Hubert Burda Media

FIVE MINUTES WITH ELAINE YAN LING NG

We chat to artist Elaine Yan Ling Ng, who is working with Swarovski on a site-specific installation for Art Central 2016.

Elaine Ng Yan Ling with her installation, Sundew

In her studio in the depths of Kowloon, Elaine Yan Ling Ng weaves magic out of materials. The British-born, Hong Kong-based textile designer is the brains behind The Fabrick Lab, a modern-day Willy Wonka’s workshop that combines fabrics and technology to create pioneering products, installations and interiors.  

Ng has previously worked with brands including Nissan and Nokia, and is currently collaborating with Swarovski on an installation for the Art Central fair in Hong Kong this year.

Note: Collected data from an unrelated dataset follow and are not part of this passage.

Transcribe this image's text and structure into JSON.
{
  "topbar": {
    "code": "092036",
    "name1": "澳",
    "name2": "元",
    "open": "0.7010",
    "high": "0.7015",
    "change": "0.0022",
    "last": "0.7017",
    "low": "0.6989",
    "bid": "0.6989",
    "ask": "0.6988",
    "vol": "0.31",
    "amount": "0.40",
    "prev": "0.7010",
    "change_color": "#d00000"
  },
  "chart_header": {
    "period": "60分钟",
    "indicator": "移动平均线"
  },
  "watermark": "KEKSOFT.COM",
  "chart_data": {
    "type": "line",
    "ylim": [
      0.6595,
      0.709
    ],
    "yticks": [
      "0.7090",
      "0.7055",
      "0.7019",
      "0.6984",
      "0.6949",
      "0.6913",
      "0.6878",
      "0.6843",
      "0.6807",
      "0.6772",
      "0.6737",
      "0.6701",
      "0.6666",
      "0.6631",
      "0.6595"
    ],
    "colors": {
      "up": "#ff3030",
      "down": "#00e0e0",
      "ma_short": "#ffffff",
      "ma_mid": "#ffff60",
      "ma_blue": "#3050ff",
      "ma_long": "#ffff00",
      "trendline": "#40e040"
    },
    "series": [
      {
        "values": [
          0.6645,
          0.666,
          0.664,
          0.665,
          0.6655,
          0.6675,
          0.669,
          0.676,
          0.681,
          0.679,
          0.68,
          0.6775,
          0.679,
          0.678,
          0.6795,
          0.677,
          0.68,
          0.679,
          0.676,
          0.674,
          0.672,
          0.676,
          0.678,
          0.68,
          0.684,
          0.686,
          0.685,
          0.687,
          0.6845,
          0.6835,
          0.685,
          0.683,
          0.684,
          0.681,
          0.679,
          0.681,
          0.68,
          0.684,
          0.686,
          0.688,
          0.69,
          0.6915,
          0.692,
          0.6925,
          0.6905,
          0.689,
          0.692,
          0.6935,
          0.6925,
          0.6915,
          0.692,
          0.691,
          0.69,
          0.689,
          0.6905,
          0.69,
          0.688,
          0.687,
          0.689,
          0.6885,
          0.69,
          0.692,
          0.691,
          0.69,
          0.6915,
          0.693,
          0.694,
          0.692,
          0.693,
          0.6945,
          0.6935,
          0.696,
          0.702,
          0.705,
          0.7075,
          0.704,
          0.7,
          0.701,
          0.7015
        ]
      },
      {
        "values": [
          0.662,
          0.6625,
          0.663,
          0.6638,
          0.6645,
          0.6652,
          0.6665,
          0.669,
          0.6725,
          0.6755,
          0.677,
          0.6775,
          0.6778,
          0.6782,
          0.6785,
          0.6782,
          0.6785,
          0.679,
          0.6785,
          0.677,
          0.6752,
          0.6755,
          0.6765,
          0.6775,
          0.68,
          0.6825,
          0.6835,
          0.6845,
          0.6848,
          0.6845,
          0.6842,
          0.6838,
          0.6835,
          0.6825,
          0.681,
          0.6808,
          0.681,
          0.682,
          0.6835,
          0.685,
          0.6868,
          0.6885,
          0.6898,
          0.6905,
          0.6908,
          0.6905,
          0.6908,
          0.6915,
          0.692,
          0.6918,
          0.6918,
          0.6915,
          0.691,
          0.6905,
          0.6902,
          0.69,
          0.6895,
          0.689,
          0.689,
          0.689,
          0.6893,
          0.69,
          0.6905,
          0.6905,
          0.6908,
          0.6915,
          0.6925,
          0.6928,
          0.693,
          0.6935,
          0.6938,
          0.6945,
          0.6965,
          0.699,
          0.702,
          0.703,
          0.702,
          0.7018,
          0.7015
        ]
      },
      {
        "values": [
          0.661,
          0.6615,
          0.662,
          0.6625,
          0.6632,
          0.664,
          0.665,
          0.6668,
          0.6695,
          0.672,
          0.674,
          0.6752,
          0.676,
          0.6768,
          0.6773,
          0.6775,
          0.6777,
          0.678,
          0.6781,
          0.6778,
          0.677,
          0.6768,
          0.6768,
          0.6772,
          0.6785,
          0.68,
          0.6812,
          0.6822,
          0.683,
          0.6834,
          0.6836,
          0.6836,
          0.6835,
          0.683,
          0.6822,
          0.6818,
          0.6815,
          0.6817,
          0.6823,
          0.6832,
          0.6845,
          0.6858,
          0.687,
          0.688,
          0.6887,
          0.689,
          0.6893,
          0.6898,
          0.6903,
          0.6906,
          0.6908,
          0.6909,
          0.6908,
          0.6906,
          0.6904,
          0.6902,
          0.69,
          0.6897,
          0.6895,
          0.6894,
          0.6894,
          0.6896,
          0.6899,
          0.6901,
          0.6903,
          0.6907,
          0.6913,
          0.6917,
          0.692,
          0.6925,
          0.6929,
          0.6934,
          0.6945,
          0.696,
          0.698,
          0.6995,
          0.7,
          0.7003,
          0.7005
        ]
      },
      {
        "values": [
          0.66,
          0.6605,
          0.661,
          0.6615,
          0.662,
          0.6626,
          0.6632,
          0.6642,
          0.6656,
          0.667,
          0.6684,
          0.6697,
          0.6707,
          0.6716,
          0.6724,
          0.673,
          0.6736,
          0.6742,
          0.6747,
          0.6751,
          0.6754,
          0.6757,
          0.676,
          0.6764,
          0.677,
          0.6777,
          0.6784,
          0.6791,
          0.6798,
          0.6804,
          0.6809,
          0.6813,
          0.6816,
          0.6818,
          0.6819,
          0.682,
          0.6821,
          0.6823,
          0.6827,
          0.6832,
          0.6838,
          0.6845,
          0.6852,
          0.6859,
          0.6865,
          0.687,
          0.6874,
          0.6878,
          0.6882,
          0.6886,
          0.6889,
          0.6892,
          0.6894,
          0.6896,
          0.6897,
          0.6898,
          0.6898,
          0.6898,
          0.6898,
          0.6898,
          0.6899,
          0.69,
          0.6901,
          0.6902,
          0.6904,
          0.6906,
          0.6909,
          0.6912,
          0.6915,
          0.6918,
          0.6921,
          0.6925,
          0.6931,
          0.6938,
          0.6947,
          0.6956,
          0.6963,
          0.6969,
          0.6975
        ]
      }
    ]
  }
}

This installation is an expansion of one of Ng’s existing pieces, Sundew, which she unveiled at the Design Miami / Basel fair in June 2015. In articles published since, Sundew has been described as a “sound-interactive kinetic textile installation,” but even that mouthful doesn’t quite convey the intricacy of the work.

Sundew currently encompasses three jellyfish-like forms that are made from strips of a unique “crystal fabric” that Ng has created. Each of these shapes is attached to a pole, which it slowly coils and curls its way around in response to the sound and movement being generated around it. These languid, mesmerising movements are designed to mimic the actions of the carnivorous Sundew plant as it devours its prey. For Art Central, Ng is adding two new forms to the existing three.  

When did you first become interested in textiles?

I have been interested in textiles since I was very young. My grandma taught me how to stitch; she’s the person who taught me how to make my first paper wallet. It’s actually really simple – you fold papers together and then stitch with needles. Suddenly, after that, I fell in love with needlework.

When Swarovski first approached you I understand that they showed you around a “crystal room”, which is filled with crystals of all different sorts and sizes. Were you immediately inspired?

There were so many samples and applications that I had not seen before– I was overwhelmed and very inspired. There were hundreds of ideas firing through my head but at the time, I didn’t know how to really turn them into reality.

So did it take you some time to decide whether you could work with the material?

It did take some for sure, but we didn’t have much time to think about it. It was quite challenging because there were too many materials that we wanted to work with but it wasn’t easy because I wasn’t familiar with the Swarovski crystal characteristics.

What difficulties did you encounter in making the installation?

Understanding the behavior of the crystal was very important to me, and learning how to apply the crystals on to a surface that I had been building was really important. And then after studying that, finding out how I could make crystal look like a structural element rather than an embellished element was key because [I wanted to show] how sophisticated it is and not to use it as a decorative material.

Why did you decide to make the installation interactive?

I think I really enjoy creating engagement between the visitors and the space. It’s a spatial installation – it’s about how we invite people to engage with the installation without intruding on them specifically or intervening with the activity. I want the visitor to own a moment of their own, to create a dialogue. And I also want to make the design more human and encourage people to use their five senses. That’s how we live naturally.